Jordan Natan Hochenbaum is Chief Creative Officer and Vice President of Engineering at Kadenze, a company he co-founded that is redefining online learning for the arts and creative technology. He also serves as faculty in the Music Technology: Interaction, Intelligence, and Design (MTIID) and Digital Media programs at California Institute of the Arts, where he teaches creative coding and engineering, computational and generative graphics, music production, and live electronic music performance. Currently, his work involves leveraging machine learning in the arts, designing novel interfaces for musical performance, multimodal sensor systems, and playing and composing in a wide range of musical genres.

Since 2012 Jordan has released over 18 records on renown electronic music labels, and regularly performs and DJs internationally. As co-founder of FlipMu, Jordan has explored interactive works for large-scale multitouch surfaces (such as the recent 4-story interactive cube for RedBull and Vita Motus), real-time data sonification, generative audio-visual systems, and musical interface design with open source aesthetics. Co-founding the Noise Index together with Owen Vallis and Jasmin Ruiz Blasco, an art and research platform which explores questions emerging from increased access to information and information saturation, he has exhibited installations and public artworks in New York, London, Paris, and Los Angeles.
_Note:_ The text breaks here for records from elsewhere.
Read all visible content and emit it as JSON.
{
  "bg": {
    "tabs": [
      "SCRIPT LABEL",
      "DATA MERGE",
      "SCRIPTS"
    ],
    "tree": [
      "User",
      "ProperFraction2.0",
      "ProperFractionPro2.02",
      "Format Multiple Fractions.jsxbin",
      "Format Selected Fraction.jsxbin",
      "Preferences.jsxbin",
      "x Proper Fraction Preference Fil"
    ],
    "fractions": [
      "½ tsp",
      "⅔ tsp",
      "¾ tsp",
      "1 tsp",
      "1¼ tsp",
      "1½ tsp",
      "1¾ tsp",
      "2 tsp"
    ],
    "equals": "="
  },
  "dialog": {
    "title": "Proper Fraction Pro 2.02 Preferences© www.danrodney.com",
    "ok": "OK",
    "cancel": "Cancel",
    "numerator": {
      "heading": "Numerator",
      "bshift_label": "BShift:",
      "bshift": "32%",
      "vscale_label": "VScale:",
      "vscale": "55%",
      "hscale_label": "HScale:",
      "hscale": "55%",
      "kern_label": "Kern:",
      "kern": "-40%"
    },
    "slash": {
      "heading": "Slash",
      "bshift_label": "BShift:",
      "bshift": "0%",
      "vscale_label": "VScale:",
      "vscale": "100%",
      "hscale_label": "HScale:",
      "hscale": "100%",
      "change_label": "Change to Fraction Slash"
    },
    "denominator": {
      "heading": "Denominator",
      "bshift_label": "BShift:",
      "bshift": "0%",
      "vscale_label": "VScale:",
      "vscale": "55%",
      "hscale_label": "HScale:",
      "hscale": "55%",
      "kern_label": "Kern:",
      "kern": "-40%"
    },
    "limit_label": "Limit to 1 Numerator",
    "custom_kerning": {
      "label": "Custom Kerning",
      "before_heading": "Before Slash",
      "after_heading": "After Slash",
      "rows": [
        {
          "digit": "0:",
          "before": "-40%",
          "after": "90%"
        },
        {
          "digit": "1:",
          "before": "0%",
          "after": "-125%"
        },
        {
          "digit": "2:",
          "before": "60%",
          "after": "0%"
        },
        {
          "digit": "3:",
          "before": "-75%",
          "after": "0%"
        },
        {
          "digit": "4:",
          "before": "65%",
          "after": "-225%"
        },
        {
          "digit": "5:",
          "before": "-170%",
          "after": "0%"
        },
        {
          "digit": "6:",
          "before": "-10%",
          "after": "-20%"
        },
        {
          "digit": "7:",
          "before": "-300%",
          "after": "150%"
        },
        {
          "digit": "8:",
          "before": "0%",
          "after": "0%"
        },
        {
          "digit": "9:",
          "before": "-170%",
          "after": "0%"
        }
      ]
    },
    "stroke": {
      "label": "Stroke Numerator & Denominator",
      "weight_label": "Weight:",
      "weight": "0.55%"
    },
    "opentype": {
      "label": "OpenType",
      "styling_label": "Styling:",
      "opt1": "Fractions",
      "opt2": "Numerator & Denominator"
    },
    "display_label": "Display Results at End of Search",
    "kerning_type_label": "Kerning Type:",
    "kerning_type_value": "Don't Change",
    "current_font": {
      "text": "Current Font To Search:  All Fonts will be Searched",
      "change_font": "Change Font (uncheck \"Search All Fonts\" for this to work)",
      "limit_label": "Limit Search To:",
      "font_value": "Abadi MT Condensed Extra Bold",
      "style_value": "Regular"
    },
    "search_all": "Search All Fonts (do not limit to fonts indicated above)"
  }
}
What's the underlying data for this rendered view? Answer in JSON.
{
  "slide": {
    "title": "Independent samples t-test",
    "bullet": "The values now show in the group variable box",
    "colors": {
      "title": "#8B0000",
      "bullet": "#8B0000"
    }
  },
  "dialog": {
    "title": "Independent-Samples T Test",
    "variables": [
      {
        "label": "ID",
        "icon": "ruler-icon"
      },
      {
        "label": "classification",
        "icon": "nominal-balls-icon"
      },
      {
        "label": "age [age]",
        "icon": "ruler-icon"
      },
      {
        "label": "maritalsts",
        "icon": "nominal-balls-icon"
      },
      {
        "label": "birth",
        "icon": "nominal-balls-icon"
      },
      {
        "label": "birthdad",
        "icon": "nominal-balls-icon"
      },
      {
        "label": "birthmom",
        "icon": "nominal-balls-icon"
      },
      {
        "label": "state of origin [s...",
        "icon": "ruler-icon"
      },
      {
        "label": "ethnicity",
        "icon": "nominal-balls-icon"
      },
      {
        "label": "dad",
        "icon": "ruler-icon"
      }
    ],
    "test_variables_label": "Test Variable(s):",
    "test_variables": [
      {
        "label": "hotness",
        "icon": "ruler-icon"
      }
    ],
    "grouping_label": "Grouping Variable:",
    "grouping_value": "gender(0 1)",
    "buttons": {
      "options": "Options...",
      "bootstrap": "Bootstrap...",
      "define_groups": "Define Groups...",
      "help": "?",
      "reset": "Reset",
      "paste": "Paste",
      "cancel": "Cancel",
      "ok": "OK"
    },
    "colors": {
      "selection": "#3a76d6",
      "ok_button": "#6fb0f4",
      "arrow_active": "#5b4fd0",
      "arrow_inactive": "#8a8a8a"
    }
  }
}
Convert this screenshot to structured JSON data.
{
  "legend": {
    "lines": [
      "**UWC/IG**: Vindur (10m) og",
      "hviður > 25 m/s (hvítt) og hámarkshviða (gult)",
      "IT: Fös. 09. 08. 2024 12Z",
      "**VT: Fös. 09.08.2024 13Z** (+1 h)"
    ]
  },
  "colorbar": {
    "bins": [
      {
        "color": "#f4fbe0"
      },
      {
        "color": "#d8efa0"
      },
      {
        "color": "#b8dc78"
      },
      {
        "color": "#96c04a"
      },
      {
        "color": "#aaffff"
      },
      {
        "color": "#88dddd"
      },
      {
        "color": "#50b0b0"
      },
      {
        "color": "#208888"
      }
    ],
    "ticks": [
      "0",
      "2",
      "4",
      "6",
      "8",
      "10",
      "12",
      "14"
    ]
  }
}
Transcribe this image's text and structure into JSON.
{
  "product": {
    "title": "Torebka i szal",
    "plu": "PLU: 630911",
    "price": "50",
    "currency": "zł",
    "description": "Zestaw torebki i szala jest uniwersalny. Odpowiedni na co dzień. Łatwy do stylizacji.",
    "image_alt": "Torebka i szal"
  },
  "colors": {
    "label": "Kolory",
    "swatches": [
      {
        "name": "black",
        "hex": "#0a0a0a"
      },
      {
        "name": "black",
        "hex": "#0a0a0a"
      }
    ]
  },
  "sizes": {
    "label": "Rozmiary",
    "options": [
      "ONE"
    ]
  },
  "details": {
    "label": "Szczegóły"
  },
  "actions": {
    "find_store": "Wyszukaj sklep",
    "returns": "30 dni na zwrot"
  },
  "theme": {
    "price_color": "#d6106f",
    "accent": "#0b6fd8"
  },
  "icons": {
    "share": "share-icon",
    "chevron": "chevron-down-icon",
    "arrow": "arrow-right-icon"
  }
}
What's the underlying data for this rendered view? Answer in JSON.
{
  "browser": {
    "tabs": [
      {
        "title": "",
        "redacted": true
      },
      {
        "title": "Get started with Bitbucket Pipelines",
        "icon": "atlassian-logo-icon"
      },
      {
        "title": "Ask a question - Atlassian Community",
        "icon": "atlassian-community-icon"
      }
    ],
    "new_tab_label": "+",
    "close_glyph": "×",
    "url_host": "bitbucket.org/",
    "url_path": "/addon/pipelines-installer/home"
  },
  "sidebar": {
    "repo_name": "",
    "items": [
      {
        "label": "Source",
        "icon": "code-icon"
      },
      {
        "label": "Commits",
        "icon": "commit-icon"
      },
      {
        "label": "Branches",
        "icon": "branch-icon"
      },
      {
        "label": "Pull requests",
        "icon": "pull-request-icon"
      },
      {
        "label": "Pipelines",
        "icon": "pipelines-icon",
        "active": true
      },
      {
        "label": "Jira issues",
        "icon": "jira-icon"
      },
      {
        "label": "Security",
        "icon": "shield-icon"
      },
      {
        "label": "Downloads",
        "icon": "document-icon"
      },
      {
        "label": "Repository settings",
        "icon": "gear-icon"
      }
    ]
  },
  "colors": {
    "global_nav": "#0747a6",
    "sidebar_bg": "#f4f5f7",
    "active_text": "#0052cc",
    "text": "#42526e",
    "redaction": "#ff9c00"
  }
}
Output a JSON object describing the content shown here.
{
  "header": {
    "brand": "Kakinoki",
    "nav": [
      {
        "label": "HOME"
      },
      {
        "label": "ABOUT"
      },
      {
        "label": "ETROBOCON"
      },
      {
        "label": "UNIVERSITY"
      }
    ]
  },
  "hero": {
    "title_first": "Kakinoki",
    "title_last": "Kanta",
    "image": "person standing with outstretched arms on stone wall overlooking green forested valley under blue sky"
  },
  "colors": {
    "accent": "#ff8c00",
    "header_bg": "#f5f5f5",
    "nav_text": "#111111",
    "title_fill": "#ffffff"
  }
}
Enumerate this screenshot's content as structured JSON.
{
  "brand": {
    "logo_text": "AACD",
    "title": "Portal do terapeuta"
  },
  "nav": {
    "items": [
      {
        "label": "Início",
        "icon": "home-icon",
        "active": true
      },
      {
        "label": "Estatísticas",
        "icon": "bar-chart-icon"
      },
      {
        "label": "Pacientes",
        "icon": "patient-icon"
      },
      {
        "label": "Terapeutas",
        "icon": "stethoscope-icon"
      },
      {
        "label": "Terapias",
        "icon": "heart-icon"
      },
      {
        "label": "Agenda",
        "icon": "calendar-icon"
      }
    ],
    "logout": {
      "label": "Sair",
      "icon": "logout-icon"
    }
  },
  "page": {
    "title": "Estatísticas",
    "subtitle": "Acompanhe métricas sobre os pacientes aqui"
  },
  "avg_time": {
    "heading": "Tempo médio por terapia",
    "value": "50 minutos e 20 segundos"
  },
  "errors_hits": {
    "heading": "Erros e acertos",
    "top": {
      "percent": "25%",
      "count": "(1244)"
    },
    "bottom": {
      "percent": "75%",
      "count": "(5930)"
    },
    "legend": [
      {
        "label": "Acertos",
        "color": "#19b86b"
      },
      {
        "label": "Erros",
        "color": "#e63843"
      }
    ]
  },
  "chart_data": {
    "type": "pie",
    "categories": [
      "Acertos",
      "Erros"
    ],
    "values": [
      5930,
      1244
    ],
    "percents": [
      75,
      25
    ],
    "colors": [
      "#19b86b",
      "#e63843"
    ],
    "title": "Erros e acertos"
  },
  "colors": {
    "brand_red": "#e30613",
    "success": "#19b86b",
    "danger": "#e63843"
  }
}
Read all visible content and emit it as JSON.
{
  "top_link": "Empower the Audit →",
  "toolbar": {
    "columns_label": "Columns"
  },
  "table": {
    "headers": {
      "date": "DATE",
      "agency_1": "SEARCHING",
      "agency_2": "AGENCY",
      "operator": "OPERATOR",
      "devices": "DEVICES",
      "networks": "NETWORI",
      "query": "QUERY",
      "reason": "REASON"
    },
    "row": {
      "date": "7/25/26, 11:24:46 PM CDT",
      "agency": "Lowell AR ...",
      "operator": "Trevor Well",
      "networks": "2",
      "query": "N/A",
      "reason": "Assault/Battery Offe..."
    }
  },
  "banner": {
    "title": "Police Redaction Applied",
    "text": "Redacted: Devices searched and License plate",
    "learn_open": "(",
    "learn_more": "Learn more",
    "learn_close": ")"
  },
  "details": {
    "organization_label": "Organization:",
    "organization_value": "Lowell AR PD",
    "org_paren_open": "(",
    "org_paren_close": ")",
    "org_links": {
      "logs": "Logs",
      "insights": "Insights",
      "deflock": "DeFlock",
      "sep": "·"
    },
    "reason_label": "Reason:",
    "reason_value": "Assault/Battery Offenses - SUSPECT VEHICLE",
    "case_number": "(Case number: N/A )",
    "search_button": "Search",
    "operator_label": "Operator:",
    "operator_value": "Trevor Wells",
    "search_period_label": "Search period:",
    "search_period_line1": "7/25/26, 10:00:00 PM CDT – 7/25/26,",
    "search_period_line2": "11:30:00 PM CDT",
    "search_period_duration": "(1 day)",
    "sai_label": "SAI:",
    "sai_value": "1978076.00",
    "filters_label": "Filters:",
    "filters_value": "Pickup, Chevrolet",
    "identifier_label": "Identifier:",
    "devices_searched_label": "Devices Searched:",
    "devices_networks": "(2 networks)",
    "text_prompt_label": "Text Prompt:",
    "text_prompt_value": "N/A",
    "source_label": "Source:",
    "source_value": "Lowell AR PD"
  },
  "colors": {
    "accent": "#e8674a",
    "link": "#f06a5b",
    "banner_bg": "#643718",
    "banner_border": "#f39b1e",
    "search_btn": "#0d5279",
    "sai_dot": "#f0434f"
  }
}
In March 2013, Jordan received his PhD from the Victoria University of Wellington, New Zealand. His research investigated the affordances of applying multimodal analysis and machine learning to the domain of musical performance. Since then he has: worked as a research scientist at Twitter, developed large-scale multitouch technology for Nokia Research Labs, co-authored a popular book on the Arduino (Manning Publications), was awarded the Leonardo Fellowship, and has consulted on audio analysis, machine learning, and musical interactivity for high profile video games and audio technology companies. Jordan’s work has been featured online and in print, including Wired Magazine, Computer Arts Magazine, Make Magazine, XLR8R Magazine, The Creators Project, Processing.org, and Rhizome.org, to name a few. He has published dozens of technical papers in preeminent international publications, spanning the fields of music, art, human-computer interaction, cloud computing, and engineering.